Le bruit blanc prend des airs de peste noire pour Spotify. La plateforme musicale ultra-populaire perd des millions avec cette tendance: certains épisodes de bruit blanc, des sons d'ambiance, apparemment destinés aux auditeurs endormis, sont un franc succès. Sauf que voilà, des abonnés écoutent jusqu'à 3 millions d'heures de bruits blancs quotidiennement, rapporte Bloomberg.
Mais où est le problème? Le hic est que le bruit blanc n'est pas très rentable. L'entreprise gagne plus en poussant ses abonnés vers ses abonnements musicaux payants (premium), la principale source de revenus pour Spotify, qui s'appuie sur des marges plutôt minces pour faire tourner la boutique. Selon les différents chiffres, la société perd toujours de l'argent et désire mettre les bouchées doubles pour être rentable. Les prévisions annoncent que la plateforme fondée par Daniel Ek perd des abonnés premium.
Pour tenter d'appâter de nouveaux utilisateurs, Spotifiy a procédé au rachat d'Anchor en 2019, une application de création de podcast. L'opération devait ouvrir une brèche lucrative. Or la société suédoise a vu naître un pan d'utilisateurs encombrants: les créateurs de bruit blanc.
Ces podcasteurs ont gagné, selon Bloomberg, jusqu'à 18 000 dollars par mois grâce à des publicités placées dans leurs épisodes de vagues déferlantes s'écrasant contre les rochers, ou à des enregistrements de pluie ruisselante, balayée par les vents.
Spotify, qui compte 551 millions d'utilisateurs, a vu ses utilisateurs financés par la publicité dépasser les auditeurs premium. Une belle épine dans le pied du leader du streaming musical. Selon le document inspecté par Bloomberg, Spotify a pris pour cible ces podcasts de bruit blanc et tente de les supprimer. Une opération qui pourrait rapporter à l'entreprise un bénéfice de 38 millions de dollars.
Même si un porte-parole du leader du streaming musical a récemment affirmé que la plateforme n'avait pas décidé de supprimer les podcasts de la discorde, des utilisateurs ont remarqué que certains de leurs bruits blancs se sont mystérieusement envolés. L'un d'eux a également déclaré à Bloomberg que certains de ses épisodes avaient disparu sans le moindre avertissement.
Une tendance qui n'agace pas uniquement les pontes de Spotify. Des dirigeants de gros labels sont montés aux barricades pour nourrir la controverse du «white noise gate». Pour l'industrie musicale, il est impensable de voir des morceaux d'artistes réputés être au même niveau que des bruits de pluie.

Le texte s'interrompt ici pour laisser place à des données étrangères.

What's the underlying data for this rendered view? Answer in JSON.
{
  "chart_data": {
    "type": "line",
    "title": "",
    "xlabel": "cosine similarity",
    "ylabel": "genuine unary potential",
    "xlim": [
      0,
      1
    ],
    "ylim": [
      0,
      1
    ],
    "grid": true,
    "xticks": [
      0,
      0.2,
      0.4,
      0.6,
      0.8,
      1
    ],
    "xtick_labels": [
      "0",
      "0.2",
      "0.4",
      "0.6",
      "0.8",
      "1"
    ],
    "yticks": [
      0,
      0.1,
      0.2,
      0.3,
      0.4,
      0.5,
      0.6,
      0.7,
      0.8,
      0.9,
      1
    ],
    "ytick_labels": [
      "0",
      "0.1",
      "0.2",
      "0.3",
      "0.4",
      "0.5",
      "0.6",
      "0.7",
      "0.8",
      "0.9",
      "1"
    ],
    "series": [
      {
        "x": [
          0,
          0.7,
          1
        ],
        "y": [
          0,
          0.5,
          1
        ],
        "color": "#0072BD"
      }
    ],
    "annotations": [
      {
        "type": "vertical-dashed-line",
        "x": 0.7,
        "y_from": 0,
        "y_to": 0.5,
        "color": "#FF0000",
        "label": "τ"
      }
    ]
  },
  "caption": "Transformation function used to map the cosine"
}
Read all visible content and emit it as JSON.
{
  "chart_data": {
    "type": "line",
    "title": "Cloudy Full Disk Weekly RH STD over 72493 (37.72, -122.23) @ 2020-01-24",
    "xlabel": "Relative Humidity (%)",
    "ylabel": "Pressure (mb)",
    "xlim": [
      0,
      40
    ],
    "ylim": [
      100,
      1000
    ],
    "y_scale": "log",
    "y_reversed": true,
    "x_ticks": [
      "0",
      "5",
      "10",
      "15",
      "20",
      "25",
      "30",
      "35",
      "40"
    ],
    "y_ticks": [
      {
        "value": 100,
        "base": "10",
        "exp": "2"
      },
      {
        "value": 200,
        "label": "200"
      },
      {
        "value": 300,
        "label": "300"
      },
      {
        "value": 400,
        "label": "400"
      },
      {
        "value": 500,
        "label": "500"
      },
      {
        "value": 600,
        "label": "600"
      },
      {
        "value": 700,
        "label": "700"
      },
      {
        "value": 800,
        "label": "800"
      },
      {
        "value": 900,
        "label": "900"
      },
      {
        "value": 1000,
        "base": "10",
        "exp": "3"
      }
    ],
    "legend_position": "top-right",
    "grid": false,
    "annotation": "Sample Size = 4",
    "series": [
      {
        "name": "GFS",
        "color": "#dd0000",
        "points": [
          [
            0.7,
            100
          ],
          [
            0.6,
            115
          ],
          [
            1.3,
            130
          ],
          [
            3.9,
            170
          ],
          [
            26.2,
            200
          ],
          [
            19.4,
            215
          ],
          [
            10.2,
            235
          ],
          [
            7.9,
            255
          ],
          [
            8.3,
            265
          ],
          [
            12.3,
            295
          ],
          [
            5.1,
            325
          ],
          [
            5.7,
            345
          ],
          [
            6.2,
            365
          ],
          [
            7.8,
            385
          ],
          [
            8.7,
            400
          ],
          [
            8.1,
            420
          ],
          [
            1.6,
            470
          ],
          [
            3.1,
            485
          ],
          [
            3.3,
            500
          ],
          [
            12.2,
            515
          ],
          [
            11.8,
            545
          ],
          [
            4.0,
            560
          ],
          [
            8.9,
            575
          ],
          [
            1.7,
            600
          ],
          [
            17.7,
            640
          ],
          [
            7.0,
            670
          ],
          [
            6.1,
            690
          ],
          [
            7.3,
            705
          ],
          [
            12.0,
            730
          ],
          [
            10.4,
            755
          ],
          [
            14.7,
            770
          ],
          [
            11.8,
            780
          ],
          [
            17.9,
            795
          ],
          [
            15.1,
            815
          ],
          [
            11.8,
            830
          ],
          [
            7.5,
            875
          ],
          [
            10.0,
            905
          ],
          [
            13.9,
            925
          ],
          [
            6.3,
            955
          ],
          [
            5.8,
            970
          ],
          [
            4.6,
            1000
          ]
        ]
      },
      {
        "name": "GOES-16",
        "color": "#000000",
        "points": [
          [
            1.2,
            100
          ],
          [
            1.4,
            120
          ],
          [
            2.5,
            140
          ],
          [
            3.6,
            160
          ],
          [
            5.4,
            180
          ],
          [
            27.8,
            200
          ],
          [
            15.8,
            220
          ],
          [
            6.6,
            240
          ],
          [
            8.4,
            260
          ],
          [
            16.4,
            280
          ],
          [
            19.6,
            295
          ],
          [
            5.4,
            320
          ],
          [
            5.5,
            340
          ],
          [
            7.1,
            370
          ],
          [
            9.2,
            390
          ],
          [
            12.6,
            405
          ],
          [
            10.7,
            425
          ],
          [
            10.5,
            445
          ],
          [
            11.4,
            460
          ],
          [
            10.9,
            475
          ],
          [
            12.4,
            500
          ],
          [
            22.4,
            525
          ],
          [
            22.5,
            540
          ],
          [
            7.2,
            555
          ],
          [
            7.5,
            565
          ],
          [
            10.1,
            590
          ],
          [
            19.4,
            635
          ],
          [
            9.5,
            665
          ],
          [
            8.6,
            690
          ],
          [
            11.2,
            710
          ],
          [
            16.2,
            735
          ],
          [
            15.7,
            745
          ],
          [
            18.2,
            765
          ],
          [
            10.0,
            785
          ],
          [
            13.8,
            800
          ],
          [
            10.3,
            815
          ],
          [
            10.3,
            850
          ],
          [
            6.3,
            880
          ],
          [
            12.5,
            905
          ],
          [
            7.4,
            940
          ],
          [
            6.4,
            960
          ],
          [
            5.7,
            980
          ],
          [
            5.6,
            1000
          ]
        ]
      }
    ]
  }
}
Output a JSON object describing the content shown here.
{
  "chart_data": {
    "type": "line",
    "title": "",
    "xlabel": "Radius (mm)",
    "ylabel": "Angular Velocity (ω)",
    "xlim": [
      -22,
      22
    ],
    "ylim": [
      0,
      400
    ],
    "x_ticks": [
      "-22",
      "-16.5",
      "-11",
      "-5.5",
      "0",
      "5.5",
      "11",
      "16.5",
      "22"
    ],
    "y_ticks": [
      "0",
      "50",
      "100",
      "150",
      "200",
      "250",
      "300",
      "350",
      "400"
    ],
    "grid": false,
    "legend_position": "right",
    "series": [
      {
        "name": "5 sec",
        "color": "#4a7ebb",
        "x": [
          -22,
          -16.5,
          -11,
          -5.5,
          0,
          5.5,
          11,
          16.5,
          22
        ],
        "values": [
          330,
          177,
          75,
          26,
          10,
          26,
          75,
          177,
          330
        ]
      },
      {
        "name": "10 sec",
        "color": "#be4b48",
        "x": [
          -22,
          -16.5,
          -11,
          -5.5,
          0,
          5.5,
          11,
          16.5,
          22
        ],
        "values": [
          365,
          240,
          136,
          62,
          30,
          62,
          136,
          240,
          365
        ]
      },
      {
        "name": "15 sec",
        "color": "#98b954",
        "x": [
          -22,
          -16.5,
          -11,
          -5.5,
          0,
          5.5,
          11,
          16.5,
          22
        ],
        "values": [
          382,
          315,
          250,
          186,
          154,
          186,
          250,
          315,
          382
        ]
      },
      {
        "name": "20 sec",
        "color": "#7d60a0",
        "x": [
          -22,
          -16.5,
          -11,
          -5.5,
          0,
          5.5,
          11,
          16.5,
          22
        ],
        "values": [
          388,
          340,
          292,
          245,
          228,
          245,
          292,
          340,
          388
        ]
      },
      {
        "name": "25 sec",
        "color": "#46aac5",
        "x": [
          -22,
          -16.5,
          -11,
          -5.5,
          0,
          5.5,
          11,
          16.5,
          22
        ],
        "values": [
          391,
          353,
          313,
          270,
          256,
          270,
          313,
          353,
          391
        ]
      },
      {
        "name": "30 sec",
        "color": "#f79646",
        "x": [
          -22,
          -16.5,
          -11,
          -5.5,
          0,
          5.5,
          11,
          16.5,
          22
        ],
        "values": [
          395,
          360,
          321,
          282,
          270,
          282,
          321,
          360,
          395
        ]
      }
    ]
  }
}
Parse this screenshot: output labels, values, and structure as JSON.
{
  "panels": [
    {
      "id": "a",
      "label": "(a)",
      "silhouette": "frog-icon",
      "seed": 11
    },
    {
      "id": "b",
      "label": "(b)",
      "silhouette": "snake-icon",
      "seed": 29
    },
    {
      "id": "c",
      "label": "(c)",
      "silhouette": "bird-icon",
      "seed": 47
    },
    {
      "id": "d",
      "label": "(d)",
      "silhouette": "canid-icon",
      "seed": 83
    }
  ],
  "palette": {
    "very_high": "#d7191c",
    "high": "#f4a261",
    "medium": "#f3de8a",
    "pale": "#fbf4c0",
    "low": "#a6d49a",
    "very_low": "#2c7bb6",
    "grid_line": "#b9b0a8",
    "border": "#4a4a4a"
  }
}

Robert Kyncl, PDG du Warner Music Group, s'est plaint du traitement des artistes et souhaite que la redistribution des royalties soit revue. Il a pris la parole au mois de mai sur le site spécialisé Musicbusinessworldwide.com et a usé d'un petit clin d'oeil (sportif) pour mettre des mots sur son mécontentement:
Kyncl en a rajouté une couche sur le bruit blanc, ajoutant qu'il est impossible que «des morceaux d'Ed Sheeran aient la même valeur que de la pluie tombant sur le toit».
Les petits problèmes de l'univers de la musique ne se cantonnent pas au bruit blanc. La plateforme a dû faire face à un tsunami de musique générée par l'IA, parfois avec des bots gonflant artificiellement le nombre de vues.
Des soucis révélés par Financial Times, soulignant que Spotify a supprimé «des dizaines de milliers», soit environ 7% des chansons téléchargées par la startup de musique IA Boomy, qui génère des pistes basées sur les entrées des utilisateurs. Ces pistes peuvent ensuite être partagées sur Spotify où elles peuvent générer des redevances.
Un phénomène appelé «streaming artificiel». En résumé, ce sont des réseaux de bots qui «écoutent» ces pistes pour gonfler artificiellement le nombre de flux. Business Insider affirme que Boomy a généré 14,5 millions de chansons, soit 14% de la musique enregistrée dans le monde.
Spotify a déclaré, par le biais d'un communiqué, que «le streaming artificiel est un problème de longue date à l'échelle de l'industrie que Spotify s'efforce d'éradiquer sur l'ensemble de notre service». Plus graves, les inquiétudes sont prégnantes pour les artistes dits humains, eux qui ne reçoivent qu'une infime somme d'argent des revenus générés par le streaming.